Bachir Chihani (شيحاني بشير; April 22, 1929, El Khroub – October 23, 1955, Aurès), also known as Si Messaoud, was an Algerian fighter of the National Liberation Army during the Algerian War.

== Personal life ==
Bachir Chihani was born on April 22, 1929, in El Khroub in a modest family originally from Oued Souf. He joined the Algerian People's Party (PPA) in 1942 and became a section leader in El Khroub. After the party's dissolution, he naturally joined the Movement for the Triumph of Democratic Liberties (MTLD), where he was appointed head of the Batna district in 1952. Shortly afterward, he joined the Special Organization (OS) and became known by the nickname "Si Tahar." He was then appointed head of the party's constituency in February 1953, Béchar region and used the name "Si El Houari". He returned to the Aurès at the end of the year under the name "Si Messaoud".
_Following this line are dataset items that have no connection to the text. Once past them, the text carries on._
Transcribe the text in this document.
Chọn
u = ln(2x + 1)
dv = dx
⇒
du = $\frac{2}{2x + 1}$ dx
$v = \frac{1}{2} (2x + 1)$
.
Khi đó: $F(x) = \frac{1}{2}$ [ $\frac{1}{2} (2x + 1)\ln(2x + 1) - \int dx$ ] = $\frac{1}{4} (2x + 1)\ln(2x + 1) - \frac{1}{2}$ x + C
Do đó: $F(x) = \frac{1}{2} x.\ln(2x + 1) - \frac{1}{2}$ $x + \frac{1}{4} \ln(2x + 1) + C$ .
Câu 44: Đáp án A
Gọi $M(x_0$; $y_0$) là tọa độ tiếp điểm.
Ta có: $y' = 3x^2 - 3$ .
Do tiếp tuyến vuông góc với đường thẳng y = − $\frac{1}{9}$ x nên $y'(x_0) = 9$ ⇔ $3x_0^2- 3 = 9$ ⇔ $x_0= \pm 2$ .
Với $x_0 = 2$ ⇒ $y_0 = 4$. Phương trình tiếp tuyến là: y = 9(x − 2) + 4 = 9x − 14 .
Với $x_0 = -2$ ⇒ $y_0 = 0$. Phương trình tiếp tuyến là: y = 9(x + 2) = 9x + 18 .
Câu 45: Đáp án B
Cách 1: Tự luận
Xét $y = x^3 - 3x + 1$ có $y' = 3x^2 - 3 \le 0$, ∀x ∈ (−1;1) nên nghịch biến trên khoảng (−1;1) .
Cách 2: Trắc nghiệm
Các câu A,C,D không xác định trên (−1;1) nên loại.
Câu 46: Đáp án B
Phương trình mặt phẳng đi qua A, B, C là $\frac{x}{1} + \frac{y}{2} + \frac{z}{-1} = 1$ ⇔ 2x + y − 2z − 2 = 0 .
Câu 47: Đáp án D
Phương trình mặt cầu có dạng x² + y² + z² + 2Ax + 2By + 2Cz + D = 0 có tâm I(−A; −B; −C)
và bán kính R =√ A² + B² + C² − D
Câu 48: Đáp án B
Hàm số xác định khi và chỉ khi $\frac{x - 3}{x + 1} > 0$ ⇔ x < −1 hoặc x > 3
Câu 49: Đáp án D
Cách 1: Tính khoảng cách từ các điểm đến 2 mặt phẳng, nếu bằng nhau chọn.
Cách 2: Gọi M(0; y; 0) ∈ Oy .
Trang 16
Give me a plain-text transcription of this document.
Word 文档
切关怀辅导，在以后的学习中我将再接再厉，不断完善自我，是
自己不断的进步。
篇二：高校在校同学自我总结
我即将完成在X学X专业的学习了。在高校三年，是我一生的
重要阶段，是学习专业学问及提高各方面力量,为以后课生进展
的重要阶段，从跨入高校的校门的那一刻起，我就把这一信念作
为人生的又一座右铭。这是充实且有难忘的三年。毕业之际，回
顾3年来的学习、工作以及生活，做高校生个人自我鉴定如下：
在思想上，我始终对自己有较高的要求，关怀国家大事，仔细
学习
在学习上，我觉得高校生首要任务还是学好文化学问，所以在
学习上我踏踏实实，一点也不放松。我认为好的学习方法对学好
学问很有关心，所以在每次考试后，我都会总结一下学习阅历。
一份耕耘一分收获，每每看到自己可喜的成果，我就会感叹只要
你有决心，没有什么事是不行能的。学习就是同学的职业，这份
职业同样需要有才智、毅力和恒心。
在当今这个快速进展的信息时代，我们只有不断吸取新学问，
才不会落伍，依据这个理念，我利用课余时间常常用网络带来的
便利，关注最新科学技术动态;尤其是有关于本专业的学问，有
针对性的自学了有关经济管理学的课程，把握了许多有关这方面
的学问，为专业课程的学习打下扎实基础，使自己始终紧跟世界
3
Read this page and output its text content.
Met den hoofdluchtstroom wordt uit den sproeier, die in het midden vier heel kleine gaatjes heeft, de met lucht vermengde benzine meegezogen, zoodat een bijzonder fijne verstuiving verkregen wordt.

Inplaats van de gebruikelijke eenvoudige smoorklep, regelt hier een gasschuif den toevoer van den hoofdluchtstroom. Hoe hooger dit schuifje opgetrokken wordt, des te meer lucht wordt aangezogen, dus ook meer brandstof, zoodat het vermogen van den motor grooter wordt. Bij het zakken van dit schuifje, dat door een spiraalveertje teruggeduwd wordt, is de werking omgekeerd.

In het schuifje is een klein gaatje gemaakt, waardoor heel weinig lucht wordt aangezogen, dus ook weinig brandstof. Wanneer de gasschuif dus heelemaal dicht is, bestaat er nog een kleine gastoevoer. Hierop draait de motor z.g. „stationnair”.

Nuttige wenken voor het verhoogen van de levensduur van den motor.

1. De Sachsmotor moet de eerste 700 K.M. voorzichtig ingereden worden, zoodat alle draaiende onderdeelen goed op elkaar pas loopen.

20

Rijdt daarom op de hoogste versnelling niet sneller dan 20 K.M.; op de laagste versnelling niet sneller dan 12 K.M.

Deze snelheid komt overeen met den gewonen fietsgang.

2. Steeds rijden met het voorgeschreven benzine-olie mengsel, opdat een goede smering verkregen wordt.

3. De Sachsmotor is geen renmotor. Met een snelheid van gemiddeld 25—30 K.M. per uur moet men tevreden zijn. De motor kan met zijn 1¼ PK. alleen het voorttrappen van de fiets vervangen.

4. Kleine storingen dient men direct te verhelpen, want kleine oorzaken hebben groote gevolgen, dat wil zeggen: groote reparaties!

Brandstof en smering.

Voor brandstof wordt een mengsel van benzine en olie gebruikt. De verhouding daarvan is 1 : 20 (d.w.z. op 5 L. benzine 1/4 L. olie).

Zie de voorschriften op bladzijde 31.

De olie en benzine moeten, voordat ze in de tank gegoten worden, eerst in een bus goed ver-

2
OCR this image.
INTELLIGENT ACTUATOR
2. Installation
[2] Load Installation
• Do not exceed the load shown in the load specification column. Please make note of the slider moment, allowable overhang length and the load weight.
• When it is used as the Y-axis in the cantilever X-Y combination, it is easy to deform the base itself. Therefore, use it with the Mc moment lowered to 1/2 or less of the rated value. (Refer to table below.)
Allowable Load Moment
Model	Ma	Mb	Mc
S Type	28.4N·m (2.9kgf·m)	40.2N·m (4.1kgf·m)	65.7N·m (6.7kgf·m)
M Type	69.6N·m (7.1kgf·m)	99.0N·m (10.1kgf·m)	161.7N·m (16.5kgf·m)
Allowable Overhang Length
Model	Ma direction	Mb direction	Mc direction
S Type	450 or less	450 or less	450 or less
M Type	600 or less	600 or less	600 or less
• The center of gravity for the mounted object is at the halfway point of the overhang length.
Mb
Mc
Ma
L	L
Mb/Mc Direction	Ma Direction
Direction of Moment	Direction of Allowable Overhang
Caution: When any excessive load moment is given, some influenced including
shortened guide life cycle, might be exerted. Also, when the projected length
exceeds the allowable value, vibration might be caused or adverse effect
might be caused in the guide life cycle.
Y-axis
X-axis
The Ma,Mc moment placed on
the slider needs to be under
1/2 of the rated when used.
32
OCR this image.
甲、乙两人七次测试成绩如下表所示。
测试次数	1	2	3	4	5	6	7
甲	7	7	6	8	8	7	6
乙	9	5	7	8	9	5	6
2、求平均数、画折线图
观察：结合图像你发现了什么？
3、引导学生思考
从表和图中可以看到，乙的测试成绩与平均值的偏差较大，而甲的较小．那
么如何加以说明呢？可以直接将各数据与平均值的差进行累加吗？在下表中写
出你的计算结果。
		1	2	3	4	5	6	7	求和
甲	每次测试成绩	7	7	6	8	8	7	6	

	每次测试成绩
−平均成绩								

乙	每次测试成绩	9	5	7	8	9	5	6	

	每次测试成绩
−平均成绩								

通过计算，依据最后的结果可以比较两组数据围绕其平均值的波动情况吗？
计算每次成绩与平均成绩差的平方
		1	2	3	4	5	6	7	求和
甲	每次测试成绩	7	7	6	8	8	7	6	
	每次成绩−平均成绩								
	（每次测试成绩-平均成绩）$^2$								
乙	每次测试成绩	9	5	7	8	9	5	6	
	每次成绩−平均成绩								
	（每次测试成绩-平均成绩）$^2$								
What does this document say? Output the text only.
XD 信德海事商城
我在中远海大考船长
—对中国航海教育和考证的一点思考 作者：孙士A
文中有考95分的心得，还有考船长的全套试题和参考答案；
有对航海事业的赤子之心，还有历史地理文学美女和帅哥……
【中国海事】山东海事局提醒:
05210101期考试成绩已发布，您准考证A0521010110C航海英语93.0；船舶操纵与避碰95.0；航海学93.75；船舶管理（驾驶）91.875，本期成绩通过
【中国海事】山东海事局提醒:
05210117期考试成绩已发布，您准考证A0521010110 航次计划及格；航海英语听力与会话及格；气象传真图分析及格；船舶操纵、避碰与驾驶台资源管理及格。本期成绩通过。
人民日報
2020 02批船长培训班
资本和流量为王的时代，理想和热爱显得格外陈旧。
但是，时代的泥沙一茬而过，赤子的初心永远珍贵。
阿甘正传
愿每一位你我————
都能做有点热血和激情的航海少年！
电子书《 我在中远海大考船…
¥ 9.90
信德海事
During the congress of the centralists, he pleaded with Abbas Laghrour, in vain, for the use of armed struggle.

Member of the activist wing of the first movement November 1954 He established relations with the fighters of Sakiet Sidi Youssef on the Algerian-Tunisian border.

== Death ==
In October 1955, Bachir was assassinated by two of his assistants.

== Tributes ==
A liquified gas transport ship belonging to the Hyproc company bears the name of Bachir Chihani. The headquarters of the 4th military region in Ouargla is named after him.